Q: Do you perceive a risk that German debt may lose some of its best-in-class safe haven status in intra-Eurozone sovereign debt markets due to this economic weakness?

A: No. Market participants appreciate the liquidity in the German market, including the futures market. We have a turnover of €250-350 billion per day in the futures market. This is a high amount of liquidity, and no other market comes close to this amount of tradability. This attracts more liquidity. That's the primary reason why from a fixed income perspective we are best-in-class, and there is no indication that this will change. Even though the German economy might be performing poorly, the German Bund market functions well, even better than some years ago. The volume I was indicating has increased over the last years.

Q: And I understand that you don't think liquidity might be at a significant risk because of this economic weakness in Germany.

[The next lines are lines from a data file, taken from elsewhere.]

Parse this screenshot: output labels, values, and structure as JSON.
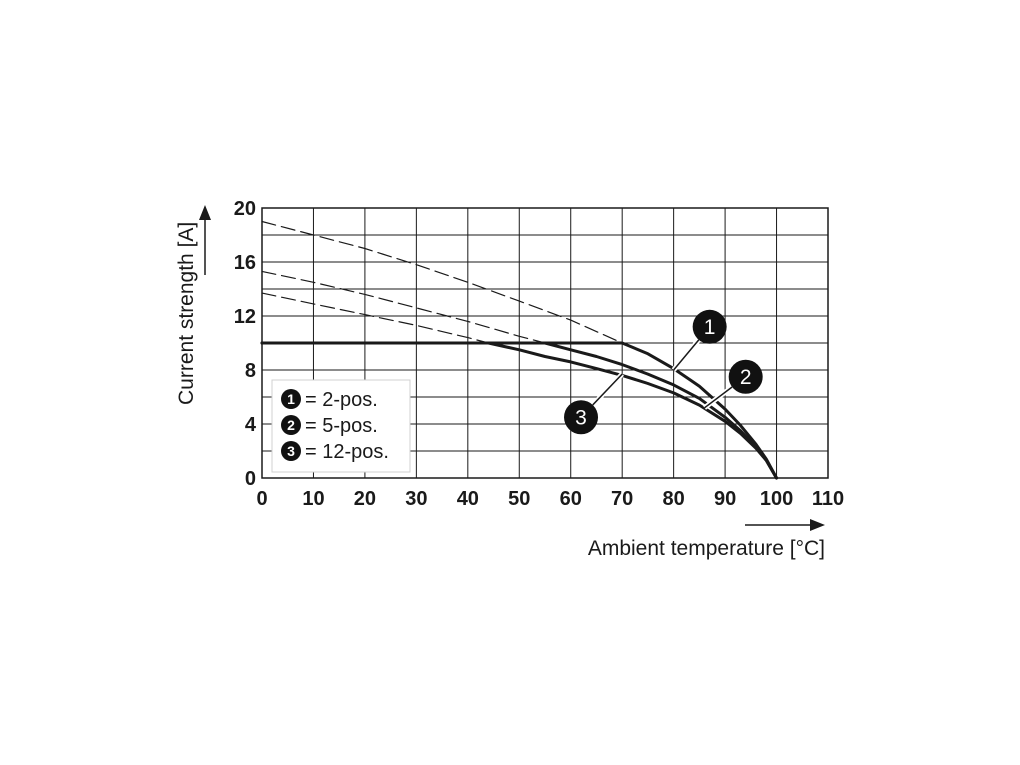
{
  "chart_data": {
    "type": "line",
    "xlabel": "Ambient temperature [°C]",
    "ylabel": "Current strength [A]",
    "xlim": [
      0,
      110
    ],
    "ylim": [
      0,
      20
    ],
    "x_ticks": [
      "0",
      "10",
      "20",
      "30",
      "40",
      "50",
      "60",
      "70",
      "80",
      "90",
      "100",
      "110"
    ],
    "y_ticks": [
      "0",
      "4",
      "8",
      "12",
      "16",
      "20"
    ],
    "grid": true,
    "legend_position": "bottom-left",
    "legend": [
      {
        "marker": "1",
        "label": "= 2-pos."
      },
      {
        "marker": "2",
        "label": "= 5-pos."
      },
      {
        "marker": "3",
        "label": "= 12-pos."
      }
    ],
    "series": [
      {
        "name": "1",
        "style": "solid",
        "x": [
          0,
          70,
          75,
          80,
          85,
          90,
          93,
          96,
          98,
          100
        ],
        "y": [
          10,
          10,
          9.2,
          8.1,
          6.8,
          5.1,
          3.9,
          2.5,
          1.4,
          0
        ]
      },
      {
        "name": "2",
        "style": "solid",
        "x": [
          0,
          55,
          60,
          65,
          70,
          75,
          80,
          85,
          90,
          93,
          96,
          98,
          100
        ],
        "y": [
          10,
          10,
          9.5,
          9.0,
          8.4,
          7.7,
          6.9,
          5.9,
          4.5,
          3.5,
          2.3,
          1.3,
          0
        ]
      },
      {
        "name": "3",
        "style": "solid",
        "x": [
          0,
          44,
          50,
          55,
          60,
          65,
          70,
          75,
          80,
          85,
          90,
          93,
          96,
          98,
          100
        ],
        "y": [
          10,
          10,
          9.5,
          9.0,
          8.6,
          8.1,
          7.6,
          7.0,
          6.3,
          5.4,
          4.2,
          3.3,
          2.2,
          1.3,
          0
        ]
      },
      {
        "name": "1",
        "style": "dashed",
        "x": [
          0,
          10,
          20,
          30,
          40,
          50,
          60,
          70
        ],
        "y": [
          19.0,
          18.0,
          17.0,
          15.8,
          14.5,
          13.1,
          11.7,
          10
        ]
      },
      {
        "name": "2",
        "style": "dashed",
        "x": [
          0,
          10,
          20,
          30,
          40,
          50,
          55
        ],
        "y": [
          15.3,
          14.5,
          13.6,
          12.6,
          11.6,
          10.5,
          10
        ]
      },
      {
        "name": "3",
        "style": "dashed",
        "x": [
          0,
          10,
          20,
          30,
          40,
          44
        ],
        "y": [
          13.7,
          12.9,
          12.1,
          11.3,
          10.4,
          10
        ]
      }
    ],
    "callouts": [
      {
        "number": "1",
        "x": 87,
        "y": 11.2,
        "tip_x": 80,
        "tip_y": 8.0
      },
      {
        "number": "2",
        "x": 94,
        "y": 7.5,
        "tip_x": 86,
        "tip_y": 5.2
      },
      {
        "number": "3",
        "x": 62,
        "y": 4.5,
        "tip_x": 70,
        "tip_y": 7.7
      }
    ]
  }
}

A: No. Fixed income market participants really want to have a functioning market. Look at other benchmark issuers in other currencies, be it the US, UK or Japan. The shape of the economy is clearly important from a fixed income perspective, but it is not of primary importance. This is different in the equity market. Clearly you want to have an economy where the equity market outperforms. But fixed income works differently.

Q: Many Eurozone sovereign yield spreads have narrowed now versus Germany partly due to the relatively stronger economic performance of countries like Spain and Italy. Would you expect this narrowing in the spread to persist if German activity continues to lag compared to other countries in Europe?

A: Yes. First of all, it is important to recognise and appreciate the development that Spain has undergone over the last year - but also Greece. For us this narrowing is really more of a normalisation, and it is due to both an outperformance of Spain and other issuers and an underperformance of Germany and other issuers. The resulting spread level reflects a welcome normalisation.

Q: So, you don't expect the spread to go back to previous higher levels?

A: No. Normalisation is the basic trend given inflation and spread developments. Of course, any risk-off event would widen spreads again, at least temporarily, as German government bonds always provide investors with a safe haven.

Q: Countries all over Europe have been increasing their spending in recent years, crisis after crisis. But Germany hasn’t. You have stuck to the debt brake. What effect did this have and will continue having on Germany’s borrowing?

A: The debt brake is a positive element from a creditworthiness perspective. It means a government needs to prioritise expenditures and has to fulfil a balanced budget. Investors appreciate such an approach. However, part of the debt brake is the ability to deliver investments. The German government can also provide loans or increase their share in companies or equity pieces in companies; such financial transactions are on top of a balanced budget. So, there are options for the government to provide impulses on parts of the economy and support for infrastructure development.

Q: Are you expecting the ECB’s balance sheet runoff to have an impact on German bonds given the current pace or would an impact only be significant if the ECB were to increase the pace of the balance sheet reduction?

A: This reduction of the Euro system’s balance sheet is positive for the Bund market. This increase in free float clearly makes it easier to trade German government bonds and the repo market functions much better. The market expectation is that it is really a rundown in redemptions and maturities. An accelerated reduction with an active runoff as it happens in the UK is nothing I or market participants expect. That would be a surprise which would likely have a further price impact on German government bonds.